The world changed this week. The reality of anyone who is involved in feature length distribution, exhibition and production had their reality deeply altered. The erosions made by streaming into theatrical exhibition will become deeper and it will create the need for a significant paradigm shift in the way exhibitors do business.
No matter what the studios say, not matter what the big circuits say and no matter what the trade organizations say, this business of motion picture exhibition has been significantly altered.
This week after Disney announced the date of its streaming launch, November 12th and its surprisingly low price, Disney shares jumped on Friday by almost 12% . Disney shocked analysts by announcing it’s streaming service would be $6.99 a month, two dollars a month cheaper than Netflix’s basic subscription. Netflix shares traded lower by 4.5%.
Disney will debut in the USA on November 12, and has plans to make it’s service available according to the studio “in nearly all major regions of the world.” The pricing on Disney’s ad free service is surprisingly low $6.99 per month or $69.99 annually. That’s significantly lower than Netflix, which raised prices on its standard plan from $10.99 to $12.99 per month. Netflix’s basic plan is $8.99 a month.
In anticipation of the Disney announcement the cash rich Apple announced its own streaming offering and other streamers are making plans to greatly expand their services. At the end of the day all of these streaming services want one thing. A direct pipeline to the consume on all levels. They want all middle men gone and they are demanding absolute control over the ecosystem of entertainment,
In the not too near past this behavior and level of monopoly would have sent the Department of Justice scurrying to review anti-trust guidelines and precedent. Now, with the present administration, you have the DOJ sending letters to the Academy of Motion Picture Arts and Sciences, telling them to play nice with Netflix. This is unprecedented and is indicative of the lobbying power of Netflix on Capitol Hill. The DOJ is telling the Oscars that it must allow Netflix to be nominated. Forget about the vertical stratification of the studios, the collusive business practices and the freezing out of the motion picture exhibition business.

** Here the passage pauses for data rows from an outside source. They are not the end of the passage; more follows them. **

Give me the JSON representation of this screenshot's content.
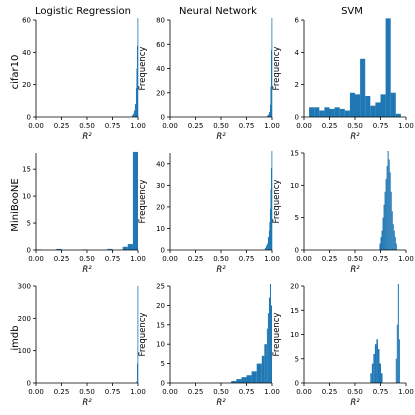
{
  "column_titles": [
    "Logistic Regression",
    "Neural Network",
    "SVM"
  ],
  "row_labels": [
    "cifar10",
    "MiniBooNE",
    "imdb"
  ],
  "colors": {
    "bar": "#1f77b4",
    "axis": "#000000"
  },
  "chart_data": [
    {
      "type": "bar",
      "ylabel": "",
      "xlabel": "R²",
      "xlim": [
        0,
        1
      ],
      "ylim": [
        0,
        60
      ],
      "xticks": [
        "0.00",
        "0.25",
        "0.50",
        "0.75",
        "1.00"
      ],
      "yticks": [
        0,
        20,
        40,
        60
      ],
      "bins": [
        [
          0.94,
          0.95,
          1
        ],
        [
          0.95,
          0.96,
          2
        ],
        [
          0.96,
          0.97,
          4
        ],
        [
          0.97,
          0.98,
          8
        ],
        [
          0.98,
          0.985,
          18
        ],
        [
          0.985,
          0.99,
          30
        ],
        [
          0.99,
          0.995,
          44
        ],
        [
          0.995,
          1.0,
          62
        ]
      ]
    },
    {
      "type": "bar",
      "ylabel": "Frequency",
      "xlabel": "R²",
      "xlim": [
        0,
        1
      ],
      "ylim": [
        0,
        80
      ],
      "xticks": [
        "0.00",
        "0.25",
        "0.50",
        "0.75",
        "1.00"
      ],
      "yticks": [
        0,
        20,
        40,
        60,
        80
      ],
      "bins": [
        [
          0.95,
          0.96,
          1
        ],
        [
          0.96,
          0.97,
          2
        ],
        [
          0.97,
          0.98,
          4
        ],
        [
          0.98,
          0.985,
          10
        ],
        [
          0.985,
          0.99,
          25
        ],
        [
          0.99,
          0.995,
          55
        ],
        [
          0.995,
          1.0,
          83
        ]
      ]
    },
    {
      "type": "bar",
      "ylabel": "Frequency",
      "xlabel": "R²",
      "xlim": [
        0,
        1
      ],
      "ylim": [
        0,
        6
      ],
      "xticks": [
        "0.00",
        "0.25",
        "0.50",
        "0.75",
        "1.00"
      ],
      "yticks": [
        0,
        2,
        4,
        6
      ],
      "bins": [
        [
          0.05,
          0.1,
          0.6
        ],
        [
          0.1,
          0.15,
          0.6
        ],
        [
          0.15,
          0.2,
          0.4
        ],
        [
          0.2,
          0.25,
          0.6
        ],
        [
          0.25,
          0.3,
          0.5
        ],
        [
          0.3,
          0.35,
          0.6
        ],
        [
          0.35,
          0.4,
          0.5
        ],
        [
          0.4,
          0.45,
          0.4
        ],
        [
          0.45,
          0.5,
          1.5
        ],
        [
          0.5,
          0.55,
          1.4
        ],
        [
          0.55,
          0.6,
          3.6
        ],
        [
          0.6,
          0.65,
          1.3
        ],
        [
          0.65,
          0.7,
          0.7
        ],
        [
          0.7,
          0.75,
          0.9
        ],
        [
          0.75,
          0.8,
          1.4
        ],
        [
          0.8,
          0.85,
          6.1
        ],
        [
          0.85,
          0.9,
          1.5
        ],
        [
          0.9,
          0.95,
          0.2
        ]
      ]
    },
    {
      "type": "bar",
      "ylabel": "",
      "xlabel": "R²",
      "xlim": [
        0,
        1
      ],
      "ylim": [
        0,
        18
      ],
      "xticks": [
        "0.00",
        "0.25",
        "0.50",
        "0.75",
        "1.00"
      ],
      "yticks": [
        0,
        5,
        10,
        15
      ],
      "bins": [
        [
          0.0,
          0.05,
          0.1
        ],
        [
          0.2,
          0.25,
          0.2
        ],
        [
          0.45,
          0.5,
          0.1
        ],
        [
          0.7,
          0.75,
          0.2
        ],
        [
          0.85,
          0.9,
          0.6
        ],
        [
          0.9,
          0.95,
          1.1
        ],
        [
          0.95,
          1.0,
          18.2
        ]
      ]
    },
    {
      "type": "bar",
      "ylabel": "Frequency",
      "xlabel": "R²",
      "xlim": [
        0,
        1
      ],
      "ylim": [
        0,
        45
      ],
      "xticks": [
        "0.00",
        "0.25",
        "0.50",
        "0.75",
        "1.00"
      ],
      "yticks": [
        0,
        10,
        20,
        30,
        40
      ],
      "bins": [
        [
          0.93,
          0.94,
          1
        ],
        [
          0.94,
          0.95,
          2
        ],
        [
          0.95,
          0.96,
          3
        ],
        [
          0.96,
          0.97,
          6
        ],
        [
          0.97,
          0.975,
          9
        ],
        [
          0.975,
          0.98,
          13
        ],
        [
          0.98,
          0.985,
          19
        ],
        [
          0.985,
          0.99,
          28
        ],
        [
          0.99,
          0.995,
          38
        ],
        [
          0.995,
          1.0,
          47
        ]
      ]
    },
    {
      "type": "bar",
      "ylabel": "Frequency",
      "xlabel": "R²",
      "xlim": [
        0,
        1
      ],
      "ylim": [
        0,
        15
      ],
      "xticks": [
        "0.00",
        "0.25",
        "0.50",
        "0.75",
        "1.00"
      ],
      "yticks": [
        0,
        5,
        10,
        15
      ],
      "bins": [
        [
          0.74,
          0.75,
          1
        ],
        [
          0.75,
          0.76,
          2
        ],
        [
          0.76,
          0.77,
          3
        ],
        [
          0.77,
          0.78,
          5
        ],
        [
          0.78,
          0.79,
          7
        ],
        [
          0.79,
          0.8,
          9
        ],
        [
          0.8,
          0.81,
          11
        ],
        [
          0.81,
          0.82,
          13
        ],
        [
          0.82,
          0.83,
          15.5
        ],
        [
          0.83,
          0.84,
          14
        ],
        [
          0.84,
          0.85,
          12
        ],
        [
          0.85,
          0.86,
          9
        ],
        [
          0.86,
          0.87,
          6
        ],
        [
          0.87,
          0.88,
          4
        ],
        [
          0.88,
          0.89,
          3
        ],
        [
          0.89,
          0.9,
          2
        ],
        [
          0.9,
          0.91,
          1
        ]
      ]
    },
    {
      "type": "bar",
      "ylabel": "",
      "xlabel": "R²",
      "xlim": [
        0,
        1
      ],
      "ylim": [
        0,
        300
      ],
      "xticks": [
        "0.00",
        "0.25",
        "0.50",
        "0.75",
        "1.00"
      ],
      "yticks": [
        0,
        100,
        200,
        300
      ],
      "bins": [
        [
          0.985,
          0.99,
          5
        ],
        [
          0.99,
          0.995,
          60
        ],
        [
          0.995,
          1.0,
          300
        ]
      ]
    },
    {
      "type": "bar",
      "ylabel": "Frequency",
      "xlabel": "R²",
      "xlim": [
        0,
        1
      ],
      "ylim": [
        0,
        25
      ],
      "xticks": [
        "0.00",
        "0.25",
        "0.50",
        "0.75",
        "1.00"
      ],
      "yticks": [
        0,
        5,
        10,
        15,
        20,
        25
      ],
      "bins": [
        [
          0.6,
          0.65,
          0.5
        ],
        [
          0.65,
          0.7,
          1
        ],
        [
          0.7,
          0.75,
          1.5
        ],
        [
          0.75,
          0.8,
          2
        ],
        [
          0.8,
          0.85,
          3
        ],
        [
          0.85,
          0.9,
          5
        ],
        [
          0.9,
          0.925,
          7
        ],
        [
          0.925,
          0.95,
          10
        ],
        [
          0.95,
          0.96,
          14
        ],
        [
          0.96,
          0.97,
          18
        ],
        [
          0.97,
          0.98,
          22
        ],
        [
          0.98,
          0.99,
          26
        ],
        [
          0.99,
          1.0,
          20
        ]
      ]
    },
    {
      "type": "bar",
      "ylabel": "Frequency",
      "xlabel": "R²",
      "xlim": [
        0,
        1
      ],
      "ylim": [
        0,
        20
      ],
      "xticks": [
        "0.00",
        "0.25",
        "0.50",
        "0.75",
        "1.00"
      ],
      "yticks": [
        0,
        5,
        10,
        15,
        20
      ],
      "bins": [
        [
          0.65,
          0.665,
          2
        ],
        [
          0.665,
          0.68,
          4
        ],
        [
          0.68,
          0.695,
          6
        ],
        [
          0.695,
          0.71,
          8
        ],
        [
          0.71,
          0.725,
          9
        ],
        [
          0.725,
          0.74,
          7
        ],
        [
          0.74,
          0.755,
          4
        ],
        [
          0.755,
          0.77,
          2
        ],
        [
          0.9,
          0.91,
          5
        ],
        [
          0.91,
          0.92,
          12
        ],
        [
          0.92,
          0.93,
          21
        ],
        [
          0.93,
          0.94,
          9
        ]
      ]
    }
  ]
}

It was also announced this week that Disney would most likely take a 2.5 billion hit in launching it’s service. In its battle for streaming supremacy, it bought Fox, took control of 40% of studio output and are willing to do whatever it takes to wrest control of the hearts and minds of streaming households. This is a technological juggernaut. Netflix will begin tto produce bigger movies, including movies like The Irishmen directed by the iconic Martin Scorsese. Disney will begin to manipulate release windows in order to bolster it’s offerings. It will terminate the big screen placement of the Star Wars franchise and relegate it to its Disney+ offering. The Mandalorian, a Star Wars TV-show spinoff is in production as we speak and is set to launch alongside Disney + in November. The last Star Wars theatrical release, The Rise Of Skywalker hits the screen on December 20th.
I will say it again, the primary reason that all this effort is being made is that the studios want a direct relationship with the consumer. At one time the theaters had that dominance in consumer relationships when it came to movies, then it had to share it with free TV and the pay TV services……now no more. The studios want everything.
In 2012, Disney struck a deal to sell its movies to Netflix for an estimated $300 million a year, instead of striking a deal with traditional outlets like the cable TV channels. In 2015 it became apparent that the Disney cable offerings were losing millions of viewers, Bob Iger head honcho at Disney made the following statement : “We look at Netflix as more friend than foe. They’ve become an aggressive customer of ours,”. Two years later Disney would do a complete about face. It bought a company called Bamtech who had experienced success in streaming Major League Baseball and began their march to streaming supremacy.
Disney claims that it will have up to 90 million subscribers by 2024, with the majority of them coming from outside the USA. This will have the additional impact of eroding the foreign film markets. Both Netflix and Disney will start taking global rights for independent productions furthering shaking up the global movie economy, displacing foreign independent distributors.
In 2019 Disney’s three streaming operations will run a loss of $3.9 billion according to analyst Michael Nathanson. Shockingly the loss will rise to $4.9 billion the next year, with Disney+ accounting for $2.5 billion of that loss. Last year The House Of Mouse created $59 billion in revenue, and made more than $10 billion in profit. This year, by the swallowing of Fox, it is projected to make another $10 billion profit on $71 billion in revenue. By 2023, it should be a $100 billion company. Disney claims by 2024 its services will be profitable.
Do I think Disney or any other studio is purposefully going to destroy movie going? I would say no…but I do think that by necessity they will be forced to ensure that their respective streaming platforms with become the first window of release for motion pictures. There is too much money at stake and the fickle mistress of Wall Street is an unforgiving taskmaster. War has broken out and the theaters have to be nimble and creative in order to avoid being collateral damage in the super heated streaming wars.